How he was going to avoid the doctor ordering unnecessary tests I really didn't know, but a far more pressing problem was how he was going to raise the money to build the lab in the first place.
During the three hour journey to his destination we chatted happily, the conversation covering environmental degradation, the evil Mr Modi stirring up hatred between Muslim and Hindu, out of control population expansion in India and his concern for his little two year old daughter, in a country where girls were never safe.
"I want to send her out of India," he told me.
"And your wife?" I asked him.
"She can't work, although she is a dentist by profession, because our child is two."
"She must be bored and frustrated."
"And my mother interferes with the child care, bosses my wife around all the time."

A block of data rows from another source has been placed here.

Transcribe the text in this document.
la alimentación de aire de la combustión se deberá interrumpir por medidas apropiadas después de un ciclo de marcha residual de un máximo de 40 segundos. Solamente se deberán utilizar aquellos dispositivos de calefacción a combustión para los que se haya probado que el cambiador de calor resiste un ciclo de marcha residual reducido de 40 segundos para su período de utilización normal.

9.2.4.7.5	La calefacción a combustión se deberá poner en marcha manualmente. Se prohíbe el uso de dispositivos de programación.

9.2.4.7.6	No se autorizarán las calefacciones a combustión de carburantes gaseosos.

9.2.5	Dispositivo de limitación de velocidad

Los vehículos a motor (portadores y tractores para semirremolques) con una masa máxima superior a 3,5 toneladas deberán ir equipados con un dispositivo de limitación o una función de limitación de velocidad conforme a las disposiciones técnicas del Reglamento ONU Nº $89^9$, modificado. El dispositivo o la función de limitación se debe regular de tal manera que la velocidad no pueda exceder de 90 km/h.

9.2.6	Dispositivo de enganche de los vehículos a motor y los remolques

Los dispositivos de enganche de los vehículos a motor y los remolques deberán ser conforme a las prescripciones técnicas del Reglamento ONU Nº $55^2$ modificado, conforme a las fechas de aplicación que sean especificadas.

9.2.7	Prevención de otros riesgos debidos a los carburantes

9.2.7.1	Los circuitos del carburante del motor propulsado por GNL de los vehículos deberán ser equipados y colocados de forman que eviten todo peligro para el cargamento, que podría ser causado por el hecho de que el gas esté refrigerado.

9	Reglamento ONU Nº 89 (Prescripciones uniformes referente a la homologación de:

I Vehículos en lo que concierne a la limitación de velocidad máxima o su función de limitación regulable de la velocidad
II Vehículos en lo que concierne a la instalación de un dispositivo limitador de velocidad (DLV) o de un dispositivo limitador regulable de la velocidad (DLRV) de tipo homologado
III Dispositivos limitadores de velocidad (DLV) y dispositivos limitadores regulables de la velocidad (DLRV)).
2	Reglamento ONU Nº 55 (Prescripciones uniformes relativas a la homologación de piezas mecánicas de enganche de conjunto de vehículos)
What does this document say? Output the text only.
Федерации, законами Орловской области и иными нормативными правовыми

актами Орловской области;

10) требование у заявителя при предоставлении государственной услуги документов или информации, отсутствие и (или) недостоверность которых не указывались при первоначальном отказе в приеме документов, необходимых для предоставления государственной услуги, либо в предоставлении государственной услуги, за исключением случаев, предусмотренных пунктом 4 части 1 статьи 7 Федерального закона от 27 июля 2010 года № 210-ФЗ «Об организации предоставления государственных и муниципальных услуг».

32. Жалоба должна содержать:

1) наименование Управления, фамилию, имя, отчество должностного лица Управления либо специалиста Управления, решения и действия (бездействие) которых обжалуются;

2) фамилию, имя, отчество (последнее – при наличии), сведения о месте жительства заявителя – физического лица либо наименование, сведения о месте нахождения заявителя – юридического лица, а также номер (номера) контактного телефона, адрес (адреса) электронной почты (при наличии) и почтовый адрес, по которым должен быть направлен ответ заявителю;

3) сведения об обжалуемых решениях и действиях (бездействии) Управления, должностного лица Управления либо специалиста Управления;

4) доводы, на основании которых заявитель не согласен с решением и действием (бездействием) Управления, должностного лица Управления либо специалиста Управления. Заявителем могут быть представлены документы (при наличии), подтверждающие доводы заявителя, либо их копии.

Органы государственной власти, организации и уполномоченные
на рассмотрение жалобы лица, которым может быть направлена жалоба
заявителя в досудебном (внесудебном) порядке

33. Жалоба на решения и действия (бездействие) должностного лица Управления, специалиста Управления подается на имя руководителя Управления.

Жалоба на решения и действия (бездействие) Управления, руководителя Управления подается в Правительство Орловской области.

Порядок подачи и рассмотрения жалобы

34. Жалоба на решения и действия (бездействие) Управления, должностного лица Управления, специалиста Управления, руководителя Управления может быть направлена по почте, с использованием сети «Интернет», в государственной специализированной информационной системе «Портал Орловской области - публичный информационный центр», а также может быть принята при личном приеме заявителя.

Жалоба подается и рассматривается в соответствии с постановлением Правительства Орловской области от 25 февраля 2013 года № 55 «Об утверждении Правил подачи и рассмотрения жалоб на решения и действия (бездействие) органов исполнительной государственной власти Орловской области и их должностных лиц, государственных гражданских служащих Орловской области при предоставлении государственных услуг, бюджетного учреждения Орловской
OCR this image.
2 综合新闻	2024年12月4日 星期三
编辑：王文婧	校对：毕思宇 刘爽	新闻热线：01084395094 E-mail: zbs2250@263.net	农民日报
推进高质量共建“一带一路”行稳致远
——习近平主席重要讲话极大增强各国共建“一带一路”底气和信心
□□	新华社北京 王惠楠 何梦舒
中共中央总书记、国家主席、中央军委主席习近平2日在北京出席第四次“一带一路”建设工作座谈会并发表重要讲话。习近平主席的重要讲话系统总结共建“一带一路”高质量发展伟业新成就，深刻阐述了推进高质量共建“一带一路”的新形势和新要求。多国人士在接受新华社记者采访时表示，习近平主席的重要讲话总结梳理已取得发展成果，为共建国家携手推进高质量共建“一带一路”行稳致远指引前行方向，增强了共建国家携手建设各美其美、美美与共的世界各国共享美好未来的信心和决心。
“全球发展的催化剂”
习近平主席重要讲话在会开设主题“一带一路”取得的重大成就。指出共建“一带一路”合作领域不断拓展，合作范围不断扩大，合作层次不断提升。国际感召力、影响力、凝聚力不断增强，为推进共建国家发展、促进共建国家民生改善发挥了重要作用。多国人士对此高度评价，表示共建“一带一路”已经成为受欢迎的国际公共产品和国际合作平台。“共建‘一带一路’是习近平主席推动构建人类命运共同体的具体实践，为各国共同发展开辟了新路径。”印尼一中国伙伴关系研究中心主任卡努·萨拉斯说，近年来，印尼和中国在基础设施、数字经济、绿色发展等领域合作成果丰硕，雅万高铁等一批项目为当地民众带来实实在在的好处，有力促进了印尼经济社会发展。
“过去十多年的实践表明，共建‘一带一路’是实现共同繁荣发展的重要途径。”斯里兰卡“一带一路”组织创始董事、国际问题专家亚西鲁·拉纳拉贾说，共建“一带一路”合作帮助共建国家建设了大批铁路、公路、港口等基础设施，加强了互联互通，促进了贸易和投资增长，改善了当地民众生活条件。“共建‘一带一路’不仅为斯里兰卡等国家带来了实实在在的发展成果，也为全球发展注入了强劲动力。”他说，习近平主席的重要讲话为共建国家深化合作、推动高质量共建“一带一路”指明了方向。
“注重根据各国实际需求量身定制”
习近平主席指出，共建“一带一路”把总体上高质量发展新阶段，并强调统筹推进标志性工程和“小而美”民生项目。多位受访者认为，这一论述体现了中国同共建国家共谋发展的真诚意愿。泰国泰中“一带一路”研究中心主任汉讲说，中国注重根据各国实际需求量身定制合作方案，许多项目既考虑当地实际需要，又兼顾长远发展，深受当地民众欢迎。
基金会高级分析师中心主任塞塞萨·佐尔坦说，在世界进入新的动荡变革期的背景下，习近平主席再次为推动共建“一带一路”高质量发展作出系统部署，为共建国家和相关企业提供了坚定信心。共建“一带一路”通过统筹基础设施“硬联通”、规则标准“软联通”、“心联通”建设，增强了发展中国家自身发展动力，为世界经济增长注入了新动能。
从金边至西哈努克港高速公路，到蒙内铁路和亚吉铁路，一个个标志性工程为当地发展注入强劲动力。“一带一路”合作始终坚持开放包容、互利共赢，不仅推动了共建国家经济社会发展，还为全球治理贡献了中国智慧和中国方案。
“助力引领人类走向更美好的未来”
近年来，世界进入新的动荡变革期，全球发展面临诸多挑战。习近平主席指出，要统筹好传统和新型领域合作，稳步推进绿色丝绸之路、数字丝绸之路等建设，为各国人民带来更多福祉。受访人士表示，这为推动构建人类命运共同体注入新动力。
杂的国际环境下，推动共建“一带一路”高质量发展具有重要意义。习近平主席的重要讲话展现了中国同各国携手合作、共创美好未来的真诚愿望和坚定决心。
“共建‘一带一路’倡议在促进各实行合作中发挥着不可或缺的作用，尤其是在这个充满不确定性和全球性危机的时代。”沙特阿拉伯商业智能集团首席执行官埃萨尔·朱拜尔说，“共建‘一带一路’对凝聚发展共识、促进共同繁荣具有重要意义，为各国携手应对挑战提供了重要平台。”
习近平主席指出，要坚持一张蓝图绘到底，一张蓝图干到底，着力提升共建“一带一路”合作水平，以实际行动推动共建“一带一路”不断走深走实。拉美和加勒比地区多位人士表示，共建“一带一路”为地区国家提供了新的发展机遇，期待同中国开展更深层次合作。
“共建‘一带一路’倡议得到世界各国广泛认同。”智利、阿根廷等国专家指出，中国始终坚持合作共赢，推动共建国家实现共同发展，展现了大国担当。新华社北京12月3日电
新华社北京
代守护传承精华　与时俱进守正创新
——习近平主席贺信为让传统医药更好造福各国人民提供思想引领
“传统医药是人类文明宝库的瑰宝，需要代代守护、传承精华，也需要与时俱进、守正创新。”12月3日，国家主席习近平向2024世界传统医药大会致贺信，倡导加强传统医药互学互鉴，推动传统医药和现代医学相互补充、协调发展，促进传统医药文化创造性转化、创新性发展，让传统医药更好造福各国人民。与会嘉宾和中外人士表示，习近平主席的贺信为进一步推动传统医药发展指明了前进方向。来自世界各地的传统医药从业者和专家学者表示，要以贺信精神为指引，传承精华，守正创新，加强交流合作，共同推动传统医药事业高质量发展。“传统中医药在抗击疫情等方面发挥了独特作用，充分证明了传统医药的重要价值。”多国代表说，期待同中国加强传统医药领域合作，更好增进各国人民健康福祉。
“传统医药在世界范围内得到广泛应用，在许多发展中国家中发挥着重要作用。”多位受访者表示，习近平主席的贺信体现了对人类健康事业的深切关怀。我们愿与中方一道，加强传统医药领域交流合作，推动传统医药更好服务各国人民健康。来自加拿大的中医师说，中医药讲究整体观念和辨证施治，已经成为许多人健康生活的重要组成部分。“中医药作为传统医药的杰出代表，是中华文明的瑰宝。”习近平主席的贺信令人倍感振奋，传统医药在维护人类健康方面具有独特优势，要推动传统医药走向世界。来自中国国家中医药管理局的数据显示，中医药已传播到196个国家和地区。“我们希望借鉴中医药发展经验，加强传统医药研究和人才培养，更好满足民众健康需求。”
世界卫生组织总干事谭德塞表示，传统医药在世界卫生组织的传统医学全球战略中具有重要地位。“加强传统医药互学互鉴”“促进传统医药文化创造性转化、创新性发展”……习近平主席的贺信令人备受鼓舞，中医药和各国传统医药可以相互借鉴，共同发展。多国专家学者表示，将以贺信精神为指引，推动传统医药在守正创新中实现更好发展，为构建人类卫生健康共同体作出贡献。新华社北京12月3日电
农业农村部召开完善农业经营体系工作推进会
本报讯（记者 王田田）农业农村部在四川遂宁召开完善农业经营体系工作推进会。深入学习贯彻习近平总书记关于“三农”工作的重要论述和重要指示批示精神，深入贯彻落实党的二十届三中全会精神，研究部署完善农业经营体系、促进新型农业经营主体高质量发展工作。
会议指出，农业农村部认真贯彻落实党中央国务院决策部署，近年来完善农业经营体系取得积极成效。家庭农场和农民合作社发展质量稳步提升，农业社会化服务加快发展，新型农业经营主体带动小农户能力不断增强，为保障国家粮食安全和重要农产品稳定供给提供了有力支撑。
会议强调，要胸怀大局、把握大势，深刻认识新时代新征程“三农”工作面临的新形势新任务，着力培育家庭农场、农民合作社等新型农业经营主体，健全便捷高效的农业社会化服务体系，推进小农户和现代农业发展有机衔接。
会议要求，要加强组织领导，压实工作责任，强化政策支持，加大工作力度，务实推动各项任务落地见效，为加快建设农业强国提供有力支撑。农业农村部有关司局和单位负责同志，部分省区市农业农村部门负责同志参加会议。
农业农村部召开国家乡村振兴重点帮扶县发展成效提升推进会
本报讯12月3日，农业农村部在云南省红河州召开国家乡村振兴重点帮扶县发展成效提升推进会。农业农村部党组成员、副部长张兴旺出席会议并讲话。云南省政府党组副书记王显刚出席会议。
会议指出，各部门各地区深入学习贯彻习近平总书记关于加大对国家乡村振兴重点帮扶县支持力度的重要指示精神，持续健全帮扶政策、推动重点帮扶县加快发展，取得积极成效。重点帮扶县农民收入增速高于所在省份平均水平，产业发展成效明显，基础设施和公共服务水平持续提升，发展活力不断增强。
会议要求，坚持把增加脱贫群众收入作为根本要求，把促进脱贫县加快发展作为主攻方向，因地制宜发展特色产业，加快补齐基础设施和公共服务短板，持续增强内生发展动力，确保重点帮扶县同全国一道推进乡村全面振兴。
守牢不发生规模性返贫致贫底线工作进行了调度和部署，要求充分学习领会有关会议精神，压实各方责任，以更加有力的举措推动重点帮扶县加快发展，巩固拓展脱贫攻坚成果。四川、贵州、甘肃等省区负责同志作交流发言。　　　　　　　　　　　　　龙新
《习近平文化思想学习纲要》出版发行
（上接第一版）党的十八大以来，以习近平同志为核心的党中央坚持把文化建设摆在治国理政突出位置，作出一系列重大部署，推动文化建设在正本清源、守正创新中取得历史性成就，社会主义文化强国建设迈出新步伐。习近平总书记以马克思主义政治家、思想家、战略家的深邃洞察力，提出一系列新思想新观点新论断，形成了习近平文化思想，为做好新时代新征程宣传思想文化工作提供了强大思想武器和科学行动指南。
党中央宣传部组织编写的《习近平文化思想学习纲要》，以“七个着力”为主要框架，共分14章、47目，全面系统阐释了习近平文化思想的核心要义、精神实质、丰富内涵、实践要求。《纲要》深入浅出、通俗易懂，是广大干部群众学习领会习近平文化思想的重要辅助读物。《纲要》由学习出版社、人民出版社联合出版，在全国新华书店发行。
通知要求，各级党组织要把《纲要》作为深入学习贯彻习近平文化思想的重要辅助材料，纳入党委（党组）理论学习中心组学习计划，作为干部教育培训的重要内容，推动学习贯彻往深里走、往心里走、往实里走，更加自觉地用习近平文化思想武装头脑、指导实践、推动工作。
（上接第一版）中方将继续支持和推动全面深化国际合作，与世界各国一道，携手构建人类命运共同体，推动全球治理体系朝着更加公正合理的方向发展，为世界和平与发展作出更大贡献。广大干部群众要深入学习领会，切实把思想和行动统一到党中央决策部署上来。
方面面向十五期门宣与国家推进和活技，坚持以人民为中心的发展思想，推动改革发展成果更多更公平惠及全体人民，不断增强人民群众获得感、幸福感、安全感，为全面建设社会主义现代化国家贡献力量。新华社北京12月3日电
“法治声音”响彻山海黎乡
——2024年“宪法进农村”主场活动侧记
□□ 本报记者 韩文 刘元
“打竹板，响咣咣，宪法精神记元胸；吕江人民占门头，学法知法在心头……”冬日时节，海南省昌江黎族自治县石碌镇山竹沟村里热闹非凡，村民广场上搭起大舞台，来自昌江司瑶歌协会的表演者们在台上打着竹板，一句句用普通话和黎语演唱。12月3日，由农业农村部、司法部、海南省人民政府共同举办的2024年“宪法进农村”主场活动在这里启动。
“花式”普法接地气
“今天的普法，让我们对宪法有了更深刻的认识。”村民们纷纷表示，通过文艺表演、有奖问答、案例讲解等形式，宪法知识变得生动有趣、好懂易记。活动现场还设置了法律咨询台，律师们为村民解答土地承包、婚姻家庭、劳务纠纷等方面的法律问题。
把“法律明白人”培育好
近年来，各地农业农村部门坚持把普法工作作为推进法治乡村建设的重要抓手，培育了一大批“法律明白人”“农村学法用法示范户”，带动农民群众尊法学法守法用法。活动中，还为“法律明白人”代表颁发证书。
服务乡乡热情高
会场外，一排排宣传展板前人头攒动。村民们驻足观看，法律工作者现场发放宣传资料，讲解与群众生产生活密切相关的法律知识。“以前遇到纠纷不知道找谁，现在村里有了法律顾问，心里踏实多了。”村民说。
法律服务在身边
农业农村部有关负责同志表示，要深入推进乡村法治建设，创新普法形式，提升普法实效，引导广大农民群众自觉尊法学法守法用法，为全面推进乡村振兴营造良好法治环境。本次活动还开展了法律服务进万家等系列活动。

" It must be very hard for her."
"Yes. It's the Indian custom that the son looks after his mother. It's hard for his wife. Sometimes when my wife is really fed up I send her home to her parents for a break, or I take her away somewhere, leaving my mother behind."
After he left, a loud family of Sikhs, all shouting at the same time, got into the compartment. I retreated to the top bunk.
We arrived in Haridwar at four in the afternoon. For once I allowed a porter to carry my big suitcase on his head, up the staircase and over the platforms. By the time we left the station touts were circling round us like a swarm of mosquitoes, offering rickshaws to Laxman Jhula for 500 rupees. I laughed at them. My porter proudly carrying my suitcase on his head, despite the fact that we were now on flat ground and the suitcase had wheels, continued walking beside me out of the station, ignoring my suggestions that he put the suitcase down. He smiled as I fended off the touts, now grown into a bigger, fiercer band of snapping crocodiles, all in agreement that rickshaws to Laxman Jhula cost five hundred rupees.
"No way," I countered "shared rickshaw."
"No shared rickshaw," they chorused.
Eventually I persuaded the porter to put the suitcase down, pulling it behind me out into the main road, where the contest of words continued:
"Shared rickshaw."
"No shared rickshaw."
Until a shared rickshaw drew up, squeezed me and my suitcase in, leaving the touts still shouting
"More comfortable rickshaw," pointing to an empty one, as I left.
It was a long walk down hill from the rickshaw stand in Laxman Jhula, Rishikesh, on bumpy, twisting roads. Just as I reached the point where I needed to start looking for my hotel, Angelica called out. She had booked me a room in a hotel at the end of a narrow allay, which I might never have found if we had not met.
The day ended happily in Little Buddha cafe surrounded by friends.
Next day Angelica and I walked up the steep hill through the forest until we were looking down on Rishikesh from above.